Nil pointer dereferences in builtin OWASP ruleset if schema is missing optional components field

[TheTeaCat]

According to the OpenAPI spec the components field isn't required:

The OpenAPI document MUST contain at least one paths field, a components field or a webhooks field.

So, for clarity, this spec requires you have at least one of the following properties: paths, components or webhooks. You don't have to have all three. You could just have paths, or just have components, or just have webhooks, or any combination of the three.

There's several OWASP rules that assume a components property exists without checking first, which is problematic as we've established it's optional in the specification as long as you have at least a paths or webhooks property instead. For example in auth_insecure_schemes.go:

vacuum/functions/owasp/auth_insecure_schemes.go

Line 31 in 3330e3a

ss := context.DrDocument.V3Document.Components.SecuritySchemes

If you try to generate a spectral report for a spec with no components property you'll get a panic due to a nil pointer dereference:

panic: runtime error: invalid memory address or nil pointer dereference
[signal SIGSEGV: segmentation violation code=0x2 addr=0x38 pc=0x101321c6c]

goroutine 242 [running]:
github.com/daveshanley/vacuum/functions/owasp.AuthInsecureSchemes.RunRule({}, {0x30?, 0x101cbbda0?, 0x200001400025c978?}, {0x14000514030, 0x1400020e3c0, {0x101b8ce20, 0x101e202f0}, {0x0, 0x0}, ...})
        /Users/josh/Documents/vacuum/functions/owasp/auth_insecure_schemes.go:32 +0x5c
github.com/daveshanley/vacuum/motor.buildResults({0x1400020e3c0, 0x140001b2e60, 0x140001b2e60, {0x101e2d4e0, 0x14000487980}, 0x14000194e70, 0x1400011a0c0, 0x140003a0a00, 0x140001d6a50, 0x14000119350, ...}, ...)
        /Users/josh/Documents/vacuum/motor/rule_applicator.go:769 +0x588
github.com/daveshanley/vacuum/motor.runRule({0x1400020e3c0, 0x140001b2e60, 0x140001b2e60, {0x101e2d4e0, 0x14000487980}, 0x14000194e70, 0x1400011a0c0, 0x140003a0a00, 0x140001d6a50, 0x14000119350, ...}, ...)
        /Users/josh/Documents/vacuum/motor/rule_applicator.go:691 +0x910
created by github.com/daveshanley/vacuum/motor.ApplyRulesToRuleSet.func7 in goroutine 128
        /Users/josh/Documents/vacuum/motor/rule_applicator.go:554 +0x21c

You might get a panic in a different rule for the same reason - they're all run in different goroutines.
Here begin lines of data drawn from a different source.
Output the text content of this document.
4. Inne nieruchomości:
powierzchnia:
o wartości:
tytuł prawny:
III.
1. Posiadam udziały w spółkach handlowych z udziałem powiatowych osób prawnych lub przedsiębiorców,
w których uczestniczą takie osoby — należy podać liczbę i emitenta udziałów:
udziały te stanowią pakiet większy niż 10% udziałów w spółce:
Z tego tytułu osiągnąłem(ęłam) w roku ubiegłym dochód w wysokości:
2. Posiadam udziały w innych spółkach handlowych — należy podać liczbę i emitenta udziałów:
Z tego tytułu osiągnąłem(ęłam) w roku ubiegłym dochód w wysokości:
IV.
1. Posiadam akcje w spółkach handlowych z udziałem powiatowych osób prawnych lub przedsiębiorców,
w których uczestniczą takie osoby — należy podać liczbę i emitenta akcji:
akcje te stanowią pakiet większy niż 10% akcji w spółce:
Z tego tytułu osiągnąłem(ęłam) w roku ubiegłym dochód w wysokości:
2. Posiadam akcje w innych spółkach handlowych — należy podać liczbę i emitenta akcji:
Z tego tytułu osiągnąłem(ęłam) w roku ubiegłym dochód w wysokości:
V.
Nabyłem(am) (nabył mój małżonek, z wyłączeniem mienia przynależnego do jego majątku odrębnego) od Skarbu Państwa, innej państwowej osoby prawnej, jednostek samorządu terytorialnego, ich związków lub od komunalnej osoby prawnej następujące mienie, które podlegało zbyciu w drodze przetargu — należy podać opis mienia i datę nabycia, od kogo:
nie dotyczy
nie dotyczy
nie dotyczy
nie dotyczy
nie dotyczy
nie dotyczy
The affected rules afaik are:

• AuthInsecureSchemes
• JWTBestPractice
• NoApiKeyInUrl
• NoBasicAuth
• NoApiKeyInUrl

I'll try and get a patch PR out for this this afternoon/tomorrow morning (GMT).

[daveshanley]

I already have this fixed, it's arriving in a patch shortly. I discovered it myself during testing also.

[TheTeaCat]

Oh wow OK that saves me some time! Thanks ❤️

[daveshanley]

just needed a nil check in the owasp rules, should be fixed in v0.8.3, once it's finished moving through the pipeline.